Avec son quatrième long métrage, Eva ne dort pas, l’argentin Pablo Agüero revient avec solennité sur une mythologie contemporaine, celle d’Eva Peron.
L’embarrassante Evita Péron
Eva ne dort pas commence de façon déroutante, par une altercation, une litanie d’insultes qu’un général d’armée adresse à un cadavre. « Une catin, une femme » aurait osé lui résister, « une femme morte » qui plus est. Un haut gradé, tout puissant qui tremble devant un sac d’os !
Le film s’installe à travers trois personnages successifs (l’embaumeur, le transporteur et le militaire) et des scènes au décor simplifié où pèse le poids de ce cadavre pourtant si frêle. Et puis, il y a ces archives, fascinantes, impressionnantes, qui aideront à comprendre, à mesurer la puissance et la construction du mythe.
L’icône du péronisme
Eva Duarte épouse le colonel Peron, un an avant son élection en 1946. Sans mandat mais très charismatique – c’est une star de la radio – Évita obtient le droit de vote pour les femmes en 1947 et s’intéresse au travail social. Nulle autre n’incarnera mieux le péronisme qu’elle ! Elle meurt très vite pourtant, à 33 ans, emportée par un cancer fulgurant en 1952. Ses obsèques ont duré 15 jours : le cortège d’argentins qui se pressent pour saluer sa dépouille, montré dans le film, est long de plusieurs kilomètres. Du jamais vu !
Son corps est alors embaumé et gardé dans une salle du quartier général de la CGT à Buenos Aires, selon une technique innovante qui lui offre une nouvelle éternité. Que faire alors d’un cadavre si encombrant quand on est militaire et que l’on vient justement de réussir son putsch en renversant Péron? Interdire qu’on lui rende, qu’on en parle, qu’on le nomme même? Le détruire? L’enterrer? Le faire disparaître?
Eva ne dort pas et passe 17 ans au Vatican
Le culte d’Evita est trop puissant pour que n’importe laquelle de ces issues ne provoque une insurrection. Le général Aramburu, alors au pouvoir, dépêche dans le plus grand secret des militaires pour transporter ce cadavre hors d’Argentine, au Vatican où il sera caché pendant 17 ans!

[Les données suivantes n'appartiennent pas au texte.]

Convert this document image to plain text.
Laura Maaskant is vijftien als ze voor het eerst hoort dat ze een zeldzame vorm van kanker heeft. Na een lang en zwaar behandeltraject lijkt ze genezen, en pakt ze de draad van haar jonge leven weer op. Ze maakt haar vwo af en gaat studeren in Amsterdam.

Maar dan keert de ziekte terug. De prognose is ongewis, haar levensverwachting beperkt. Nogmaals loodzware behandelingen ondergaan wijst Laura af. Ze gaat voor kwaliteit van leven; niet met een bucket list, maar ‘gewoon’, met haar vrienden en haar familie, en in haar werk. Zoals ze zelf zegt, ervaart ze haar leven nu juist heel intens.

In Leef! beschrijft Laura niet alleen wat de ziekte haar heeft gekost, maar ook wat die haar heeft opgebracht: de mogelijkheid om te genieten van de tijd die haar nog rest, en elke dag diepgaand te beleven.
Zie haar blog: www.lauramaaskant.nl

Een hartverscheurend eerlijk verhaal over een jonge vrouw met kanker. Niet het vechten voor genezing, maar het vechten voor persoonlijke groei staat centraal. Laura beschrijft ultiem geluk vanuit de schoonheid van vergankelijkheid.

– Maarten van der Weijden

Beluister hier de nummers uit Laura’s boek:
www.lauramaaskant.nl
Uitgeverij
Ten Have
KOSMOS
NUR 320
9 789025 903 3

En 1971, l’armée affaiblie rend le corps d’Eva à son ancien mari, le général Péron, réélu un an plus tard président de l’Argentine, mais il meurt à son tour sans avoir eu le temps de le rapatrier en Amérique du Sud. Ce que fera son gouvernement, un an plus tard, pour tenter d’améliorer sa popularité.
Le symbole de l’impuissance militaire
Un nouveau coup d’état militaire en 1976 scellera, pour de bon, le sort de la dépouille d’Evita Péron, qui est enterré de nuit à Buenos Aires, sous 6 m de béton. Elle restera pourtant une menace puisque la nouvelle junte militaire au pouvoir jusqu’en 1983 s’acharnera sans réserve sur les militants péronistes.
Eva ne dort pas, le film très sombre de Pablo Agüero, raconte cette histoire incroyable, inconcevable en adoptant le point de vue des méchants, de ces militaires sans scrupules complètement dépourvus devant la puissance du culte que voue la population argentine à Eva Péron et à sa dépouille. Il montre aussi la folie qui s’empare d’eux quand son cadavre s’évertue à ressurgir encore et encore. Une icône qu’ils n’arrivent jamais à contrer, qui devient le symbole même de leur impuissance.
Des archives grandioses
Si, selon le réalisateur, cette histoire est pleine de vérités diverses, il fait part de la sienne, chaotique, à la fois taiseuse et bavarde, largement entachée de sang, de principes catholiques bien plus que simplement humains, de rapports de force et de lutte de pouvoir. En optant sur un dispositif très simple (des endroits clos, sombres où se jouent les trois actes principaux), son film parvient à très étouffant et un peu trop solennel.
Heureusement qu’il est bousculé par un montage des archives extraordinaires qui donne toute sa puissance au mythe et donc toute la force à ce film et à son sujet. Pablo Aguëro n’est évidemment pas le premier réalisateur à s’emparer d’Evita, mais il signe à ce jour le plus authentique et le plus personnel de ce sujet hors du commun.
De Pablo Agüero, avec Gaël Garcia Bernal, Denis Lavant, Sabrina Macchi, Daniel Fanego, Imanol Arias…
2015 – Argentine – 1h27
Le film a été en partie développé au Groupe Ouest et a été en compétition officielle des festivals de San Sebastian et de Toronto, en 2015.